Let’s start with the simple concept, validation. “Validate” is defined as “to support or corroborate on a sound or authoritative basis” by Marriam-Webster dictionary. In plain words, you are interested in using a dataset to test a model that is previously built and trained on another dataset. In data science, to achieve generalizability, we ‘randomly” divide the data into a training set and a validation set or hold-out set (in programming language, often the validation set is called testing set. e.g. train_test_split in sklearn package). (Figure 1)
Three ways of doing validation
In machine learning, there are typically three ways to do the validation: validation set approach, leave-one-out cross-validation (LOOCV), and k-fold cross-validation.
- Validation set approach (one time train/test split)

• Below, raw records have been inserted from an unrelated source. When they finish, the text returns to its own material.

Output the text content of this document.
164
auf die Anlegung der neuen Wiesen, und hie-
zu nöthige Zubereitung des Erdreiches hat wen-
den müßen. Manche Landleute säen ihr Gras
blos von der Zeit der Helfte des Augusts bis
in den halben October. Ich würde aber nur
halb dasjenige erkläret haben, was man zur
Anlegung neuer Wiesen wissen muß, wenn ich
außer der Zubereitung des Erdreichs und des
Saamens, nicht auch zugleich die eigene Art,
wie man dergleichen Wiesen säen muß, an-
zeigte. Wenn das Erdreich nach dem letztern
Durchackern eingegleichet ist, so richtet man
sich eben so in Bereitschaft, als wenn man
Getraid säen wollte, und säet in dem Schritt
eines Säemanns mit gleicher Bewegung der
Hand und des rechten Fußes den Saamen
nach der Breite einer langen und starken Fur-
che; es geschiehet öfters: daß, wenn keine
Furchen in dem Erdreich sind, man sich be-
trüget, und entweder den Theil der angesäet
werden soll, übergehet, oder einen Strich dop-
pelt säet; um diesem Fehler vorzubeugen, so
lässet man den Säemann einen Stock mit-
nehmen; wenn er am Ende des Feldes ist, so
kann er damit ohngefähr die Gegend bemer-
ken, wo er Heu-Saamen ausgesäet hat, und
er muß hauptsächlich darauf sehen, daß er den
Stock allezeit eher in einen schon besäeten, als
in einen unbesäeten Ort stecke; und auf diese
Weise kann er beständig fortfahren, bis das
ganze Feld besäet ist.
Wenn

This method is exaclty like what Figure 1 shows: randomly divide the dataset into a training and a validation dataset. One interesting observation is that if we do the splitting several times, we will get different error estimates (e.g. mean square error which is commonly used in linear problems). Figure 2 demonstrated the variability of error estimates in several splittings.
The high variability is due to the heterogeneity of training datasets extracted from different times. To overcome the issue of variability, leave-one-out cross-validation was generated.
2. Leave-one-out cross-validation (LOOCV)
As simple as it seems, LOOCV only picks one observation as the validation set. This way, the model will be trained by almost the same training set every time, and therefore, the variablity of error estimates is minimal. See Figure 3 for the demonstration.
Imagine a dataset with n observations. Using LOOCV will have to fit the model n times! In the era of big data, this is almost impossible (mentally, physically, and financially :P) Here comes the well-known k-fold cross-validation!
3. k-fold validation
k-fold means that you split the data into k sets (k<n). Typically, we use k=5 or 10. As shown in Figure 4, when k = 5, the model will be fit for 5 times with five different training and validation sets. This approach will still yield higher variability in error estimates than LOOCV, due to the higher variable traning data; however, the variability is definitely smaller than the one from validation set approach.
In addition, what makes k-fold more preferable than LOOCV is not entirely due to its computational advantage.
Bias-variance trade-off
It is without question that the bias among the three methods from high to low is as follows: validation set approach, k-fold cross-validation, and LOOCV, depending on the completeness of the training dataset compared to the original dataset.
However, in case of the variance, variance from LOOCV approach is mathematically higher than that from k-fold cross-validation! Variance shows how far the error estimates spread out. The higher the variance, the less centralized the estimates are. For more details about bias-variance trade-off, I will recommend you to read this post.
The Bootstrap
Bootstrap means, “Rather than repeatedly obtaining independent data sets from the population, we instead obtain distinct data sets by repeatedly sampling observations from the original data set.”
The sampling is performed with replacement. In Fgiure 5, suppose we generate B data sets (Z1-ZB). In Z1 dataset, Obs 3 appears 2 times, and in ZB dataset, Obs2 appers 2 times. This is what replacement means: every time you pick an observation from the dataset; then you put it back to the dataset, and pick one again, the one which may be the same one as you just picked up.
Bootstrap is incredibly powerful for in practice, especially when it comes to small dataset or concerns of uncertainty of a statistical method. We will not always obtain the “entire” dataset (technically, it is impossible in any field); however, with bootstrap strategy, we can use the computer to simulate the process of “generating new datasets”, “so that we can estimate the variability of [estimate] without generating additional samples”.
This is a summary of Chapter 5 in the book of “An introduction to statistical learning”. I hope you enjoy the article and the book.